The recently refurbished church in O'Meara Street has a shrine to Blessed John Henry Newman who is to be canonised in October.
Newman's London: A Pilgrim Handbook is written by Joanna Bogle who is associated with The Church of the Most Precious Blood and has illustrations by Malgorzata Brykczynska of the SE1-based Confraternity of St James.
The great disappointment of Joanna's carefully researched guide is that it dismisses the long held claim that Newman celebrated his first Mass on English soil in Southwark's St George's Cathedral. This was stated with local pride during Pope Benedict's 2010 visit to Britain to beatify Newman.
However, SE1 is still part of the Newman story. His parents John and Jemima were married in 1799 at St Mary's Lambeth by the gate of Lambeth Palace. Jemima was a member of the Fourdrinier paper making family with premises in Lambeth.
John Henry was born two years later in Threadneedle Street in the City of London.
He much enjoyed the family's country home Grey Court House at Ham near Richmond where he long recalled seeing the windows lit with candles to celebrate the Battle of Trafalgar victory. After a few years Newman's father lost his money in a bank failure and the country seat soon became home to Bermondsey skin merchant William Beebe.
When Newman, once an Anglican clergyman, returned from Rome as a just-ordained Roman Catholic priest on Christmas Eve 1847 he may not have gone straight to Southwark. But Joanna says that he was soon asked to preach on Sunday evenings at St George's.
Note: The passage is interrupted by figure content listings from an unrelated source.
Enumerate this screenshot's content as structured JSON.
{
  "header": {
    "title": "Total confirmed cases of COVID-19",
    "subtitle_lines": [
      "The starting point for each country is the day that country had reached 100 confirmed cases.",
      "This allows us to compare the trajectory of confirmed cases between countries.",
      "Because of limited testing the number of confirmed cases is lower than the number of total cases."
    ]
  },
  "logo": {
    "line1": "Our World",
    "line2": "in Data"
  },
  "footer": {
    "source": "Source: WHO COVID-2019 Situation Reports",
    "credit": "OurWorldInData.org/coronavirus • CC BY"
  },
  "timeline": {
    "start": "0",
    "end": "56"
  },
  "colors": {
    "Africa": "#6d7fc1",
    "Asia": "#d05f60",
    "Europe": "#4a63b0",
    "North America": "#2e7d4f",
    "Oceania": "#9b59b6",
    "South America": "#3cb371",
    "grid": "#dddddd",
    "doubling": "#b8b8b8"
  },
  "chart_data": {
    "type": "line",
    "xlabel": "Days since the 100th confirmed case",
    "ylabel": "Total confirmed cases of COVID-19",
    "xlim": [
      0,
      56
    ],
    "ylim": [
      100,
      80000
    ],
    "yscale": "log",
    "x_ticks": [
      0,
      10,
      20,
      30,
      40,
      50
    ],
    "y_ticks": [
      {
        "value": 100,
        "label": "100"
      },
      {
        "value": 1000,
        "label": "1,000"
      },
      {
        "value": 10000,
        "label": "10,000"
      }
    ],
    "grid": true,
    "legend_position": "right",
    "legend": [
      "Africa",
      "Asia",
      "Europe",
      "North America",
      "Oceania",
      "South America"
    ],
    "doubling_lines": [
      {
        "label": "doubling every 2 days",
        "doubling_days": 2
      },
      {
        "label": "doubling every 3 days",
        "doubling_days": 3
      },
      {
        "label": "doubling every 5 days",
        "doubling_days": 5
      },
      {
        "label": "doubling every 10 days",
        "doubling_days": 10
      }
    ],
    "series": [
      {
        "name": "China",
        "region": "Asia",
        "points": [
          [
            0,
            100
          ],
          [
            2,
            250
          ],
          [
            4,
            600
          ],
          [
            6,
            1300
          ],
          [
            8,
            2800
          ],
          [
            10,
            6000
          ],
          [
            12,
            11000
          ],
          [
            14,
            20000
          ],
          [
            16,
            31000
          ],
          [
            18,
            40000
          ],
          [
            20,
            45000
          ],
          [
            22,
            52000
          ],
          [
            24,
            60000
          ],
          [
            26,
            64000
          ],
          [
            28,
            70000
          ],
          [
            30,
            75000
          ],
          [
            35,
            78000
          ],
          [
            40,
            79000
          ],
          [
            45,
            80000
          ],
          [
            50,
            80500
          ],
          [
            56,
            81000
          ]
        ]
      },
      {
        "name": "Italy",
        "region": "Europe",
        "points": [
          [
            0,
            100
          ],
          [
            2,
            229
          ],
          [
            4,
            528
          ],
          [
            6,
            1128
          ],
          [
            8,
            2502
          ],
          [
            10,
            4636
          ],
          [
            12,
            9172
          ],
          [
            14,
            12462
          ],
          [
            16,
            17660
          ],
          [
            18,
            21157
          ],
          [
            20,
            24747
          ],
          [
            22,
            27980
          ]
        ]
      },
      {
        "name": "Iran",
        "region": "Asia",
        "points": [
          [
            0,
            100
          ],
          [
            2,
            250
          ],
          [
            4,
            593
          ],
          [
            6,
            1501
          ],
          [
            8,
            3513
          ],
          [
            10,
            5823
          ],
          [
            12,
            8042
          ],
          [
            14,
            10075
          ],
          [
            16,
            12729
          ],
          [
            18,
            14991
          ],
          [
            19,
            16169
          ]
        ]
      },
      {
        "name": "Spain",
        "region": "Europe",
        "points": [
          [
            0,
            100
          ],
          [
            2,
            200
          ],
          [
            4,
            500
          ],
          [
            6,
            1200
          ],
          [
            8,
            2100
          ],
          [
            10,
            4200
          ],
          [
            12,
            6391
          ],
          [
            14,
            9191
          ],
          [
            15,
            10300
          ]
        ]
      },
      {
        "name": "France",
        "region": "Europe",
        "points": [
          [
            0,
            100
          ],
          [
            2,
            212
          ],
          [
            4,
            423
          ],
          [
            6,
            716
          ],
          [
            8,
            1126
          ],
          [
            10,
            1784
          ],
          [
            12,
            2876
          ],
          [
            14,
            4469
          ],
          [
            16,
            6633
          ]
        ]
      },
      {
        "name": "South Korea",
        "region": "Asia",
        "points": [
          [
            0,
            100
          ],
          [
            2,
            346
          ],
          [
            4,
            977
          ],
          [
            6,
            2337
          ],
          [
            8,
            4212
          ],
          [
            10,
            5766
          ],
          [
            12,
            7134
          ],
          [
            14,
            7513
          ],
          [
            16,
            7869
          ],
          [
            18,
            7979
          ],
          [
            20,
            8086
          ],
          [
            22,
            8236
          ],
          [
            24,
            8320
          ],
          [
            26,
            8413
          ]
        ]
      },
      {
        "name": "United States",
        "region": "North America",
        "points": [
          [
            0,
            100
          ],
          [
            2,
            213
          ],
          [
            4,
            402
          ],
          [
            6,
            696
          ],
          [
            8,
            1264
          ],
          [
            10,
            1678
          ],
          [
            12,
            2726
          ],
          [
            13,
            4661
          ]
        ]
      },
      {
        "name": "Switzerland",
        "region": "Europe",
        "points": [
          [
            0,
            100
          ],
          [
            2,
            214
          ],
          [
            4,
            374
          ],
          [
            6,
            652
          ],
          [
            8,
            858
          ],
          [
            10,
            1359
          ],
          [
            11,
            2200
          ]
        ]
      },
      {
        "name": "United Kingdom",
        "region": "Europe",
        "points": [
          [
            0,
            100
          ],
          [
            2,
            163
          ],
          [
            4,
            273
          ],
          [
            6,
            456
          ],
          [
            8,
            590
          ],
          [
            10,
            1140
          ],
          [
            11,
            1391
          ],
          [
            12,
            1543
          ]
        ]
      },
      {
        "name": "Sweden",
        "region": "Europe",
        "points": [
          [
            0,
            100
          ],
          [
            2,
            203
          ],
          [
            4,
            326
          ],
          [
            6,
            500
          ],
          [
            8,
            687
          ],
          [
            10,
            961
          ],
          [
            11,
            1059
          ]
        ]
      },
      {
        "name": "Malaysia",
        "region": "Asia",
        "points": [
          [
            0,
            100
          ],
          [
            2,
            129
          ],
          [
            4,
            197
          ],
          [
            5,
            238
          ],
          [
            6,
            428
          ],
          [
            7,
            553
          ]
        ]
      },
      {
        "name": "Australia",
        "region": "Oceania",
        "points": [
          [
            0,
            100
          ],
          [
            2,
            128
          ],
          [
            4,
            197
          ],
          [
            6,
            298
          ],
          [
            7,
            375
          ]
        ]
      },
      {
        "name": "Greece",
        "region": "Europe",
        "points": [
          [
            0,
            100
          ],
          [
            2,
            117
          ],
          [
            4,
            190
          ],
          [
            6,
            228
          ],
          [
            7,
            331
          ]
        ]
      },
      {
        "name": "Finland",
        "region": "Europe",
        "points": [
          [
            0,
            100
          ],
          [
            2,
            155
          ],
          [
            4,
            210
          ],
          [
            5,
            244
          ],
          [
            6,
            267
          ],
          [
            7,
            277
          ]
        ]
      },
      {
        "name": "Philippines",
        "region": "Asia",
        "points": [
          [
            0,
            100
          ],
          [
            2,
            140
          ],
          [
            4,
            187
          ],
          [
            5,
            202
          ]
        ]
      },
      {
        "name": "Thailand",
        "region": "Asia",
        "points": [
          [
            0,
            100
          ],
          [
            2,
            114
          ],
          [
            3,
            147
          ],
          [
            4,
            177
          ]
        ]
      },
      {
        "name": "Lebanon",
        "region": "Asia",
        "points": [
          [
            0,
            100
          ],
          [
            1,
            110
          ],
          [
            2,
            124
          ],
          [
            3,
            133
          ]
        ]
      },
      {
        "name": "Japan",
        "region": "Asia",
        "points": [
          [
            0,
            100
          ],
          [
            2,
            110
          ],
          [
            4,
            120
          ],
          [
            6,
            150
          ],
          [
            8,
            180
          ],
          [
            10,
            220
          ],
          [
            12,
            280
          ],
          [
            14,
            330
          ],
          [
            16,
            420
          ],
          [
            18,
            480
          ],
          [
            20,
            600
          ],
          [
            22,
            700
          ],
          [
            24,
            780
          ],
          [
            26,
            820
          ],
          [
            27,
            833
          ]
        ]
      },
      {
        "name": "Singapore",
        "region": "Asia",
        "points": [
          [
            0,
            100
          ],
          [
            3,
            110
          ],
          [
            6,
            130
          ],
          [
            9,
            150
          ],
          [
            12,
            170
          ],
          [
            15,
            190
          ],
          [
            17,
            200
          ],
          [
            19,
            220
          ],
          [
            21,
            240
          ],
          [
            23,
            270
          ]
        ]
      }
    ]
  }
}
This she suggests was early in 1848 but maybe at the old St George's Chapel in London Road which had originally been the Belgian embassy chapel. The site is near the junction with Thomas Doyle Street.
St George's Cathedral as we now call it, by architect Augustus Pugin, opened later that year.
Reference is made to the earlier provoking of the sectarian Gordon Riots in St George's Fields in just a decade before Newman's birth.
John Henry Newman is unusual in becoming a cardinal without ever being a bishop but he is going to be a saint.
The book has a forward by Cardinal Vincent Nichols, Archbishop of Westminster, who says that Newman "was a man of the modern era who can make sainthood accessible to us".
The launch was preceded by sung evensong which would have been familiar to Cardinal Newman.